Small-interfering ribonucleic acids (siRNAs) with N-acetylgalactosamine (GalNAc) conjugation for improved liver uptake represent an emerging class of drugs that modulate liver-expressed therapeutic targets. The pharmacokinetics of GalNAc-siRNAs are characterized by a rapid distribution from plasma to tissue (hours) and a long terminal plasma half-life, analyzed in the form of the antisense strand, driven by redistribution from tissue (weeks). Understanding how clinical pharmacokinetics relate to the dose and type of siRNA chemical stabilizing method used is critical, e.g., to design studies, to investigate safety windows, and to predict the pharmacokinetics of new preclinical assets. To this end, we collected and analyzed pharmacokinetic data from the literature regarding nine GalNAc-siRNAs.

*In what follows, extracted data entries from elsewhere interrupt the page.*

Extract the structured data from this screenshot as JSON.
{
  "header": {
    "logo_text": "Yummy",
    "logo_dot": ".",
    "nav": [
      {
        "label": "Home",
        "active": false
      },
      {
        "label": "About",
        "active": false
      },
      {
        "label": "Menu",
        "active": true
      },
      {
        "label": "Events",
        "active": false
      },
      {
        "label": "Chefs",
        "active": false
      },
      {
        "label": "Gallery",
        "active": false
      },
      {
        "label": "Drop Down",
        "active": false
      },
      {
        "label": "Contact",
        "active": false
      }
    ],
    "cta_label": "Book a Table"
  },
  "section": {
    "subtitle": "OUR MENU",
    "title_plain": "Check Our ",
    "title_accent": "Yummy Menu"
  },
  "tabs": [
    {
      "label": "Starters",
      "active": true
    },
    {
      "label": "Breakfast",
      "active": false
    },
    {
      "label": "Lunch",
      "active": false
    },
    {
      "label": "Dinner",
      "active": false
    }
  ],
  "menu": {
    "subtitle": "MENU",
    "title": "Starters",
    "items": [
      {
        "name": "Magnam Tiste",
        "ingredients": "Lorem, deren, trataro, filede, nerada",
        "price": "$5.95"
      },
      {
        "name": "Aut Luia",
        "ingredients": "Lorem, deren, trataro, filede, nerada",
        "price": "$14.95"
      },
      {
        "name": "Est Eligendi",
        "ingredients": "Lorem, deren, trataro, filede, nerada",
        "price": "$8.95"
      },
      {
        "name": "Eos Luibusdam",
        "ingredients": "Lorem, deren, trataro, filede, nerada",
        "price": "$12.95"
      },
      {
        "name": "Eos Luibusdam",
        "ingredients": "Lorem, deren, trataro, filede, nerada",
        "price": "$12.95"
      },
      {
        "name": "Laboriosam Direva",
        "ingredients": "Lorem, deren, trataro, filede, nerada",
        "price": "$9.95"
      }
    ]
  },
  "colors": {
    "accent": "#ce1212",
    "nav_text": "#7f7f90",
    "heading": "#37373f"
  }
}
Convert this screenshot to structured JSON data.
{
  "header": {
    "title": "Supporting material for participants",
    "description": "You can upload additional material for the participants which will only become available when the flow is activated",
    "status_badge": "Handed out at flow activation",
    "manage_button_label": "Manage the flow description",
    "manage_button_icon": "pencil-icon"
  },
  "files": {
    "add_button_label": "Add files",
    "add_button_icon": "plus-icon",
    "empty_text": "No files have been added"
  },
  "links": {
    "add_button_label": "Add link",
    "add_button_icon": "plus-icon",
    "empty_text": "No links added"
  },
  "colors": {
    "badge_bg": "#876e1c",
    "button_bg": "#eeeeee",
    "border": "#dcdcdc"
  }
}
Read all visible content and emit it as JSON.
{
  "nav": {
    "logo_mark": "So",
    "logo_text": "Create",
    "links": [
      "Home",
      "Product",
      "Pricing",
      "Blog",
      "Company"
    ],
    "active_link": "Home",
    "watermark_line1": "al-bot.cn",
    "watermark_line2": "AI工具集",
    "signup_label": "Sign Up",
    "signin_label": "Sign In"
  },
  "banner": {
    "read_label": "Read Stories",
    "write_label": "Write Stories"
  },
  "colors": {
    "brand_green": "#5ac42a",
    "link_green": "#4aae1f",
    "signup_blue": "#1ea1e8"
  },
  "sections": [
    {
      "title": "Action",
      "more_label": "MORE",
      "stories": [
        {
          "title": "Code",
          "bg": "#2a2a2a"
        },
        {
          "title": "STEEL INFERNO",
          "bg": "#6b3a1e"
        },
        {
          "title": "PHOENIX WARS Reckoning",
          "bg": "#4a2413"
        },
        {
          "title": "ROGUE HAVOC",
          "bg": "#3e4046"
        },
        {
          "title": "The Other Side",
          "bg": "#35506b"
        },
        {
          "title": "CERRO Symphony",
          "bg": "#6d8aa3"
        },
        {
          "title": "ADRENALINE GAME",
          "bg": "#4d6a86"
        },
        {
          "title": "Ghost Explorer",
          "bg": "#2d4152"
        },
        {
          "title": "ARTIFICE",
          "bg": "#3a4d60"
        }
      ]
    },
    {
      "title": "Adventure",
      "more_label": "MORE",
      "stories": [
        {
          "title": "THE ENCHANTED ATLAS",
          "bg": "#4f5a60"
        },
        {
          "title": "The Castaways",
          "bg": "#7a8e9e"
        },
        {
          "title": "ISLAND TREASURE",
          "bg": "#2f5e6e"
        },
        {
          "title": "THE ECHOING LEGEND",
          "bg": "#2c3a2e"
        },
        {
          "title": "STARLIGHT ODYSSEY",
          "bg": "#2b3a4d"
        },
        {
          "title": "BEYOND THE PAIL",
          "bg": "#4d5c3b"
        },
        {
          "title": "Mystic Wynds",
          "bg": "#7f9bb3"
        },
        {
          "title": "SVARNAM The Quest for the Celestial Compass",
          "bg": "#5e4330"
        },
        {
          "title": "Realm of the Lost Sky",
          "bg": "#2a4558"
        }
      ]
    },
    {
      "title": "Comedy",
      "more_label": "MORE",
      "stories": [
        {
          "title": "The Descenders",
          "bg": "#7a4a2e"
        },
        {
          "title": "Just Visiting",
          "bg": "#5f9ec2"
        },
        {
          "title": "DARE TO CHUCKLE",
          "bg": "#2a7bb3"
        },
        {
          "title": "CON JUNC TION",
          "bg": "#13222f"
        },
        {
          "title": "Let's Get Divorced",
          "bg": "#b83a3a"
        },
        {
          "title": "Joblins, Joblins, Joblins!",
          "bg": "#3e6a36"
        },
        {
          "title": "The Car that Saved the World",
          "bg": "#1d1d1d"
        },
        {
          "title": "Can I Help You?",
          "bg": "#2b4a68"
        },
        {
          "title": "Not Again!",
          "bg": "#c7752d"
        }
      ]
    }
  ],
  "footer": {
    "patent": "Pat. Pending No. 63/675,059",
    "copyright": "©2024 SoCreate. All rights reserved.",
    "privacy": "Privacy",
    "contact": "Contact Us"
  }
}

Based on this analysis, we showed that the clinical plasma pharmacokinetics of GalNAc-siRNAs are approximately dose proportional and similar between chemical stabilizing methods. This holds for both the area under the concentration-time curve (AUC) and the maximum plasma concentration (Cmax). Corresponding rat and monkey pharmacokinetic data for a subset of the nine GalNAc-siRNAs show dose-proportional Cmax, supra-dose-proportional AUC, and similar pharmacokinetics between chemical stabilizing methods​. Together, the animal and human pharmacokinetic data indicate that plasma clearance divided by bioavailability follows allometric principles and scales between species with an exponent of 0.75. Finally, the clinical plasma concentration-time profiles can be empirically described by standard one-compartment kinetics with first-order absorption up to 24 h after subcutaneous dosing, and by three-compartment kinetics with first-order absorption in general. To describe the system more mechanistically, we report a corrected and unambiguously defined version of a previously published physiologically based pharmacokinetic model.